I know it is very unfashionable doctrine. I know that even while I write, the newspapers set forth an advertisement of a play, prepared by a clergyman, to be acted by Sunday Schools in this sweet Christmas time. Alas poor Sunday Schools!--in full training for service under "the world, the flesh, and the devil."--"Feed my lambs," the Lord Jesus said,--and between meals you give them whiskey and water! Nor is it the children only who suffer. I could tell of one lady in that very man's church, who being much delighted with some such performance in the Sunday School, went off the very next night to a theatre, to see the same thing _done better_.

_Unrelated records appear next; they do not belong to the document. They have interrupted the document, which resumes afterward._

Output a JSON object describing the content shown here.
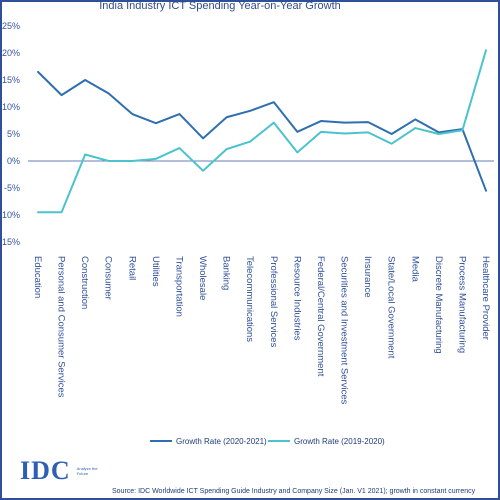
{
  "chart_data": {
    "type": "line",
    "title": "India Industry ICT Spending Year-on-Year Growth",
    "categories": [
      "Education",
      "Personal and Consumer Services",
      "Construction",
      "Consumer",
      "Retail",
      "Utilities",
      "Transportation",
      "Wholesale",
      "Banking",
      "Telecommunications",
      "Professional Services",
      "Resource Industries",
      "Federal/Central Government",
      "Securities and Investment Services",
      "Insurance",
      "State/Local Government",
      "Media",
      "Discrete Manufacturing",
      "Process Manufacturing",
      "Healthcare Provider"
    ],
    "series": [
      {
        "name": "Growth Rate (2020-2021)",
        "color": "#2e6fb0",
        "values": [
          16.5,
          12.2,
          15.0,
          12.5,
          8.7,
          7.0,
          8.7,
          4.2,
          8.1,
          9.3,
          10.9,
          5.4,
          7.4,
          7.1,
          7.2,
          5.0,
          7.7,
          5.3,
          5.9,
          -5.5
        ]
      },
      {
        "name": "Growth Rate (2019-2020)",
        "color": "#4cc3cc",
        "values": [
          -9.5,
          -9.5,
          1.2,
          0.0,
          0.0,
          0.4,
          2.4,
          -1.8,
          2.2,
          3.6,
          7.1,
          1.6,
          5.4,
          5.1,
          5.3,
          3.2,
          6.1,
          5.0,
          5.7,
          20.5
        ]
      }
    ],
    "y_ticks": [
      "25%",
      "20%",
      "15%",
      "10%",
      "5%",
      "0%",
      "-5%",
      "-10%",
      "-15%"
    ],
    "ylim": [
      -15,
      25
    ],
    "legend_position": "bottom",
    "grid": false
  },
  "source_text": "Source: IDC Worldwide ICT Spending Guide Industry and Company Size (Jan. V1 2021); growth in constant currency",
  "logo": {
    "mark": "IDC",
    "tagline": "Analyze the Future"
  },
  "colors": {
    "frame": "#2f4f98",
    "axis": "#3353a3"
  }
}
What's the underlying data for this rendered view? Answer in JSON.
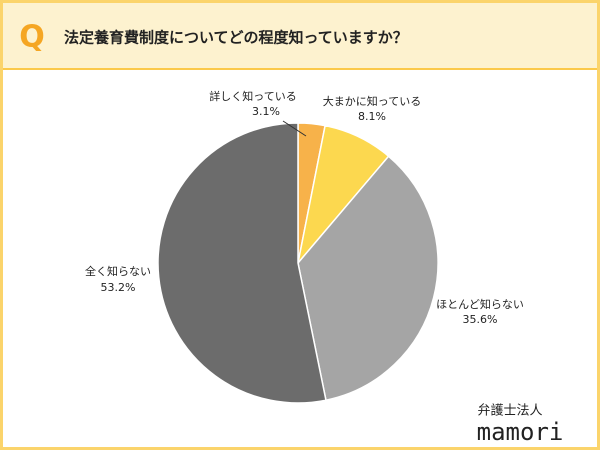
{
  "header": {
    "icon": "Q"
  },
  "chart_data": {
    "type": "pie",
    "title": "法定養育費制度についてどの程度知っていますか？",
    "categories": [
      "詳しく知っている",
      "大まかに知っている",
      "ほとんど知らない",
      "全く知らない"
    ],
    "values": [
      3.1,
      8.1,
      35.6,
      53.2
    ],
    "value_labels": [
      "3.1%",
      "8.1%",
      "35.6%",
      "53.2%"
    ],
    "colors": [
      "#f7b24a",
      "#fcd84f",
      "#a5a5a5",
      "#6c6c6c"
    ]
  },
  "logo": {
    "line1": "弁護士法人",
    "line2": "mamori"
  }
}
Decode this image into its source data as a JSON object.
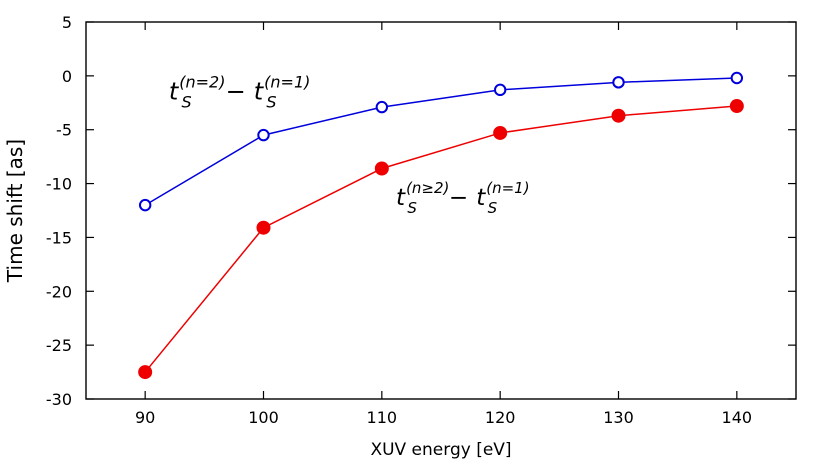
{
  "chart_data": {
    "type": "line",
    "xlabel": "XUV energy [eV]",
    "ylabel": "Time shift [as]",
    "xlim": [
      85,
      145
    ],
    "ylim": [
      -30,
      5
    ],
    "xticks": [
      90,
      100,
      110,
      120,
      130,
      140
    ],
    "yticks": [
      5,
      0,
      -5,
      -10,
      -15,
      -20,
      -25,
      -30
    ],
    "grid": false,
    "series": [
      {
        "marker": "open-circle",
        "color": "#0000dd",
        "x": [
          90,
          100,
          110,
          120,
          130,
          140
        ],
        "y": [
          -12.0,
          -5.5,
          -2.9,
          -1.3,
          -0.6,
          -0.2
        ]
      },
      {
        "marker": "filled-circle",
        "color": "#ee0000",
        "x": [
          90,
          100,
          110,
          120,
          130,
          140
        ],
        "y": [
          -27.5,
          -14.1,
          -8.6,
          -5.3,
          -3.7,
          -2.8
        ]
      }
    ],
    "annotations": [
      {
        "base1": "t",
        "sub1": "S",
        "sup1": "(n=2)",
        "minus": "−",
        "base2": "t",
        "sub2": "S",
        "sup2": "(n=1)",
        "x": 92,
        "y": -2.2,
        "size": "large"
      },
      {
        "base1": "t",
        "sub1": "S",
        "sup1": "(n≥2)",
        "minus": "−",
        "base2": "t",
        "sub2": "S",
        "sup2": "(n=1)",
        "x": 111.2,
        "y": -12.0,
        "size": "small"
      }
    ]
  }
}
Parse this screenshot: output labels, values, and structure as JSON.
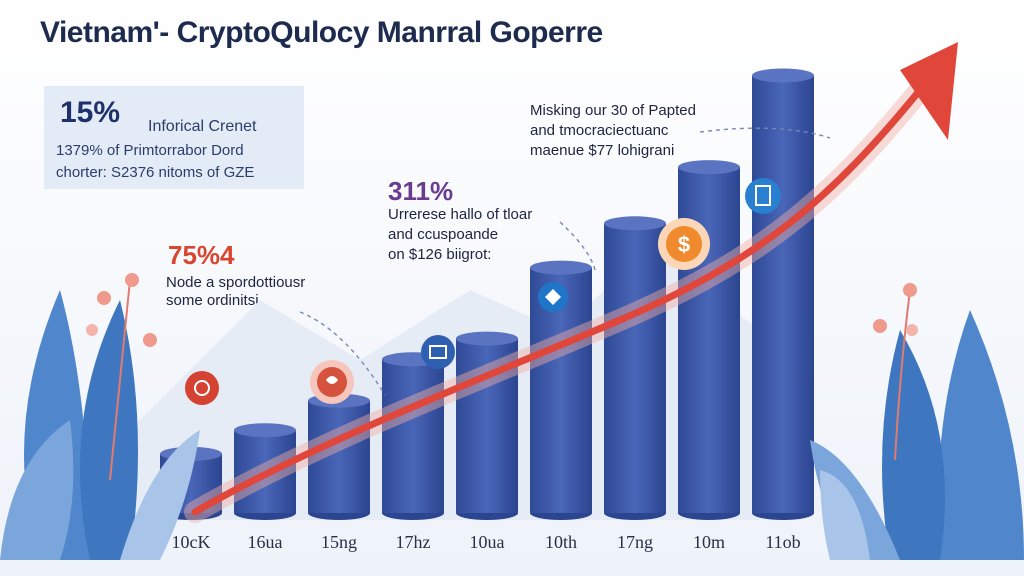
{
  "title": "Vietnam'- CryptoQulocy Manrral Goperre",
  "panel": {
    "stat": "15%",
    "label": "Inforical Crenet",
    "line1": "1379% of Primtorrabor Dord",
    "line2": "chorter: S2376 nitoms of GZE"
  },
  "annotation_left": {
    "stat": "75%4",
    "stat_color": "#d9462e",
    "line1": "Node a spordottiousr",
    "line2": "some ordinitsj"
  },
  "annotation_middle": {
    "stat": "311%",
    "stat_color": "#6b3b8f",
    "line1": "Urrerese hallo of tloar",
    "line2": "and ccuspoande",
    "line3": "on $126 biigrot:"
  },
  "annotation_top": {
    "line1": "Misking our 30 of Papted",
    "line2": "and tmocraciectuanc",
    "line3": "maenue $77 lohigrani"
  },
  "icons": [
    "gear-badge-icon",
    "heart-badge-icon",
    "gift-badge-icon",
    "diamond-badge-icon",
    "dollar-coin-icon",
    "document-badge-icon"
  ],
  "colors": {
    "bar": "#3f5aa6",
    "bar_top": "#5a74c2",
    "arrow": "#e0463a",
    "leaf": "#5b8fd0",
    "blossom": "#f09a8e"
  },
  "chart_data": {
    "type": "bar",
    "categories": [
      "10cK",
      "16ua",
      "15ng",
      "17hz",
      "10ua",
      "10th",
      "17ng",
      "10m",
      "11ob"
    ],
    "values": [
      1.0,
      1.4,
      1.9,
      2.6,
      2.95,
      4.15,
      4.9,
      5.85,
      7.4
    ],
    "ylim": [
      0,
      8
    ],
    "trend": "rising arrow",
    "grid": false
  }
}
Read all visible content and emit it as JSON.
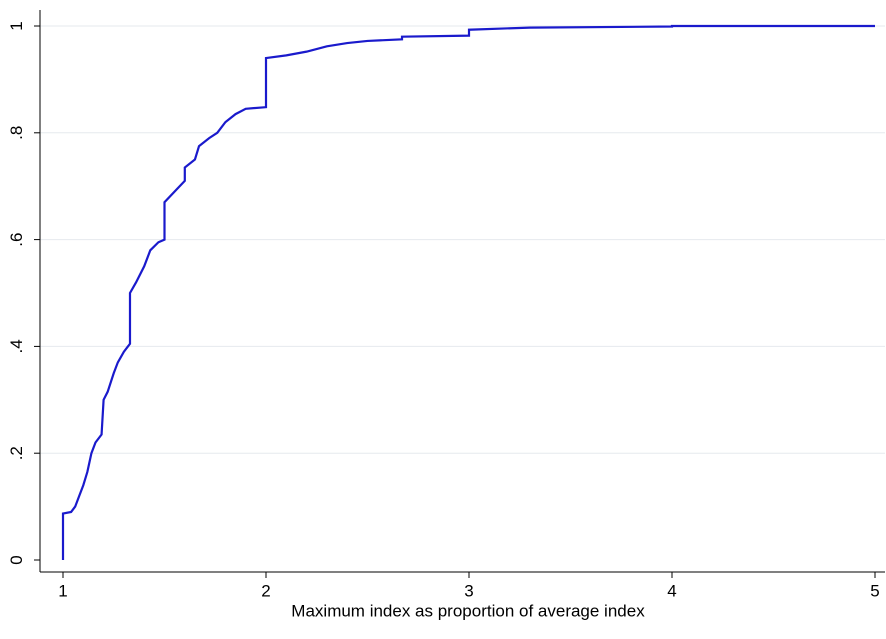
{
  "chart_data": {
    "type": "line",
    "xlabel": "Maximum index as proportion of average index",
    "x": [
      1,
      1,
      1.04,
      1.06,
      1.08,
      1.1,
      1.12,
      1.14,
      1.16,
      1.19,
      1.2,
      1.22,
      1.25,
      1.27,
      1.3,
      1.33,
      1.33,
      1.36,
      1.4,
      1.43,
      1.47,
      1.5,
      1.5,
      1.55,
      1.6,
      1.6,
      1.65,
      1.67,
      1.72,
      1.76,
      1.8,
      1.85,
      1.9,
      2,
      2,
      2.1,
      2.2,
      2.3,
      2.4,
      2.5,
      2.67,
      2.67,
      3,
      3,
      3.3,
      4,
      4,
      5
    ],
    "series": [
      {
        "color": "#1a1acc",
        "values": [
          0,
          0.087,
          0.09,
          0.1,
          0.12,
          0.14,
          0.165,
          0.2,
          0.22,
          0.235,
          0.3,
          0.315,
          0.35,
          0.37,
          0.39,
          0.405,
          0.5,
          0.52,
          0.55,
          0.58,
          0.595,
          0.6,
          0.67,
          0.69,
          0.71,
          0.735,
          0.75,
          0.775,
          0.79,
          0.8,
          0.82,
          0.835,
          0.845,
          0.848,
          0.94,
          0.945,
          0.952,
          0.962,
          0.968,
          0.972,
          0.975,
          0.98,
          0.982,
          0.993,
          0.997,
          0.999,
          1,
          1
        ]
      }
    ],
    "xlim": [
      1,
      5
    ],
    "xticks": [
      1,
      2,
      3,
      4,
      5
    ],
    "ylim": [
      0,
      1
    ],
    "yticks": [
      0,
      {
        "value": 0.2,
        "label": ".2"
      },
      {
        "value": 0.4,
        "label": ".4"
      },
      {
        "value": 0.6,
        "label": ".6"
      },
      {
        "value": 0.8,
        "label": ".8"
      },
      1
    ],
    "grid": true
  }
}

N. B.--She had never been before.
"I will have dances at home for my children, lest they seek them elsewhere."--
"I will take my boys to the theatre, because I do not want them to go anywhere without me."--
Real sayings, of real mothers, church members both. Which sayings, in everyday English, read thus, "Since I want my children to keep out of the world, I will bring the world to them at home."--"Since my boys will do what I do not approve, I will guard them by doing it too." Far different from the strong stern-words of Scripture:
"Come out of her, my people."
"Touch not the unclean thing."
And then the wonderful sayings of Psalm i. 1.
If anybody thinks I have given an unfair instance, or that I characterize it unfairly, let them take other testimony where no prejudice can be supposed. Read Mrs. Kemble's "Journal" of her stage life. Read the opinion she gives of it all in her later "Recollections." Yet from childhood some of her nearest and dearest she had known as actors.
I have spoken first as to people bound by the Golden Rule, and forbidden therefore to help anybody even to get a living in an evil way. For the work the theatre does upon yourselves, you know it, if you will be honest. People answer: "O if it hurt me, of course I would give it up." Be honest with yourself, and you will come out of that delusion. You _know_ it does not make love to Christ warmer, or thoughts of heaven sweeter; or the atmosphere of your everyday life more wholesome and sound. You know it leaves a restless craving for excitement,--you know it exalts the world before your eyes; and if you think a little you will find that, like my poor young friend in her dancing, you are not edified, not built up, but pulled down. Let me tell you of one case where the mother was a Church member, and had prayers regularly every morning with her family, But the command to _watch_ as well (_i.e._, "keep awake") she had forgotten. And the desire seized her to see--I will not write the name down here, but it was one of those foreign importations which have beguiled thousands. She did not want her son to know of her going, and so went with her young daughter for escort! But she found her son already there, and for twenty-eight nights running he was there again. Why not?--if his mother went once? And as might be expected, the daughter has become (as people say) "wild for the theatre."